Space age X-ray device to help NHS in Britain

The scanner relies on technology which was developed for space, using field emitters.

A joint initiative between the UK Space Agency and the NHS will see the development of a portable new x-ray device the size of a tablet computer.

“A fantastic bit of kit has won which will enable us to do 3-D x-rays in the community and also at bedsides of intensive care patients in hospitals,” Emily Gravestock, UK Space Agency head of applications, told Radio 4.

Last year four applicants had the chance to work alongside the UK Space Agency to turn technology originally designed for extraplanetary discovery – from exploration to satellite communications – into medical solutions for the NHS.

Gravestock said it would allow patients to have ‘fantastic diagnostics’ in the community, reducing the pressure on hospital scanners and CTC scanners.

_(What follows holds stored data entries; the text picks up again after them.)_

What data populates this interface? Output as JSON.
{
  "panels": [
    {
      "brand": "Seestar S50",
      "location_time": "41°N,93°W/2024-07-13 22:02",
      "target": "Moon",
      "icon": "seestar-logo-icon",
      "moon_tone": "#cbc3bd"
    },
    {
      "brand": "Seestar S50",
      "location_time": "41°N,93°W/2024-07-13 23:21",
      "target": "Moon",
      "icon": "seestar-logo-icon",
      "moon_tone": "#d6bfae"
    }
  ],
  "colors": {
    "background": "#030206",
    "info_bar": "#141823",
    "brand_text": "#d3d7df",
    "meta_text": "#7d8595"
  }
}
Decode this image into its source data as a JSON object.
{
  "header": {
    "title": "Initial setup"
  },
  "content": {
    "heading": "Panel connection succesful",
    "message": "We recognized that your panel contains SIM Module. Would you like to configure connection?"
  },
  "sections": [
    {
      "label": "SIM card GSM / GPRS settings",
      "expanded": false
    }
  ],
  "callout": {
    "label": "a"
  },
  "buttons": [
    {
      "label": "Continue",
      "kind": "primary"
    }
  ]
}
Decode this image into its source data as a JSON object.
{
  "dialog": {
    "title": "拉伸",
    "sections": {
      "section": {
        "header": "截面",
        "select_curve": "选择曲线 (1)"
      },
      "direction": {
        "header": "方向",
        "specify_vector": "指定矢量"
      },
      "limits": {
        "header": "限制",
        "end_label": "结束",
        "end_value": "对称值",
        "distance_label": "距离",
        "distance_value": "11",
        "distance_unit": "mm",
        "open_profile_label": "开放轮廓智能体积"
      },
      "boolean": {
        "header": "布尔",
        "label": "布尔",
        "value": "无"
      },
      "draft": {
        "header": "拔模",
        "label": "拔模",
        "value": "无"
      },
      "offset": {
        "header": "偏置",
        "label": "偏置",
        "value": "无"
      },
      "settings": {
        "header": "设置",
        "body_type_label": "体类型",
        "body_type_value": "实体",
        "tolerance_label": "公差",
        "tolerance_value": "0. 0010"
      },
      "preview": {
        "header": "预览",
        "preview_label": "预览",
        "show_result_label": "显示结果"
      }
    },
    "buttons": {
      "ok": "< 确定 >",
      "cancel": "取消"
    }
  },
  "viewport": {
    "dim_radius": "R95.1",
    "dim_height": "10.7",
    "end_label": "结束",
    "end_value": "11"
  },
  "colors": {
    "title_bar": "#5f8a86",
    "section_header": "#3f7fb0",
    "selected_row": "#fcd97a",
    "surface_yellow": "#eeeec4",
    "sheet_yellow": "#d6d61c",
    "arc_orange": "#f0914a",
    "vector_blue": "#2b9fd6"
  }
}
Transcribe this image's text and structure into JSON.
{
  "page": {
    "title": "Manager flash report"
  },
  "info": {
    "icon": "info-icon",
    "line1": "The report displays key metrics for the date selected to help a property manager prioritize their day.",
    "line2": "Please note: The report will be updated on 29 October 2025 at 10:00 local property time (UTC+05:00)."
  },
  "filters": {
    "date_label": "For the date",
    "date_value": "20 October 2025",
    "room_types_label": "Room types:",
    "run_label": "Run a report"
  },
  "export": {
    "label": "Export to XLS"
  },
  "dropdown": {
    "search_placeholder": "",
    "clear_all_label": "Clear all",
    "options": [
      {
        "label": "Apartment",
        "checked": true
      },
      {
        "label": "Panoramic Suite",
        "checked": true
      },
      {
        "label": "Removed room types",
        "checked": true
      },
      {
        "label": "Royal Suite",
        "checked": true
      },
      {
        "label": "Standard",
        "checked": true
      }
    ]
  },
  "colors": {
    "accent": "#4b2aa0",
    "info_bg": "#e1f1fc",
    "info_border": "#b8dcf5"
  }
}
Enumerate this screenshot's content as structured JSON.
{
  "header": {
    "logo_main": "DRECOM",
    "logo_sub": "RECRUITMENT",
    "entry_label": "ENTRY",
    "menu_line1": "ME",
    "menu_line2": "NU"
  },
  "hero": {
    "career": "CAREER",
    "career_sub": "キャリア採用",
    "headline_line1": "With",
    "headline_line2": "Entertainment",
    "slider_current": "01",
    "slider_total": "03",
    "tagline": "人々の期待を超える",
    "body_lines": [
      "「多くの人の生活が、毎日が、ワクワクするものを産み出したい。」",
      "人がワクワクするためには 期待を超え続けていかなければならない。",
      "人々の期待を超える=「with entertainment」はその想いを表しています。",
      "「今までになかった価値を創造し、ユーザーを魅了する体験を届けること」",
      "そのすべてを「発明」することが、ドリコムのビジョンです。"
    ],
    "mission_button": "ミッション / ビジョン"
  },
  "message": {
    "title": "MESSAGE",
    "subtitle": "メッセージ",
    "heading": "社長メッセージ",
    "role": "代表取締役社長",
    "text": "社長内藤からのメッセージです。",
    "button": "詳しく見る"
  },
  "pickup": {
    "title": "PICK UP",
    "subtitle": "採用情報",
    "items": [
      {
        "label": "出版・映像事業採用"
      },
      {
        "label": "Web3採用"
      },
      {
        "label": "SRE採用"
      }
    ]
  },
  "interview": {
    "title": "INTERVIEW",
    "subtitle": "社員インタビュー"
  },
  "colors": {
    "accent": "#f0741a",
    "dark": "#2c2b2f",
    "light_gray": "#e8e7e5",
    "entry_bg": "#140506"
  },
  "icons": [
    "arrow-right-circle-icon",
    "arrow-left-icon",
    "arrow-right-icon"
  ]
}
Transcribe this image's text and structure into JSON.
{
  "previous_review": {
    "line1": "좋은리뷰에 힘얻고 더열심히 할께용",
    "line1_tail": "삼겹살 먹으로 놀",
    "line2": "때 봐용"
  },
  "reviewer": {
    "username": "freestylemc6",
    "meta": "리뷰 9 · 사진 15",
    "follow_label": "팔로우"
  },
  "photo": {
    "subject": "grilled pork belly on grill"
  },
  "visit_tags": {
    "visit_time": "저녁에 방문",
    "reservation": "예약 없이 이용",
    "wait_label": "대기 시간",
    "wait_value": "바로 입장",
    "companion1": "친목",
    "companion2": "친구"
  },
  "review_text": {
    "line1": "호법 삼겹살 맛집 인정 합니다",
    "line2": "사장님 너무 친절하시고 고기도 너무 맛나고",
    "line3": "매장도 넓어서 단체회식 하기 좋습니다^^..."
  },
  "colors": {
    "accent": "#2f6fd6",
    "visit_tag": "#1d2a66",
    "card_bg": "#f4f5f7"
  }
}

In addition, it the amount of radiation a patient is exposed to will be reduced.

The scanner relies on technology which was developed for space, using field emitters.

“It’s about the size of a tablet device, and what it does is send these x-rays in a really pinpoint way, and it has nine of them which forms an array – say, around the chest cavity or wherever it is that needs to be x-rayed – and it allows it to be done in a portable and miniaturized way.”

The device is expected to be ready within the next 18-months.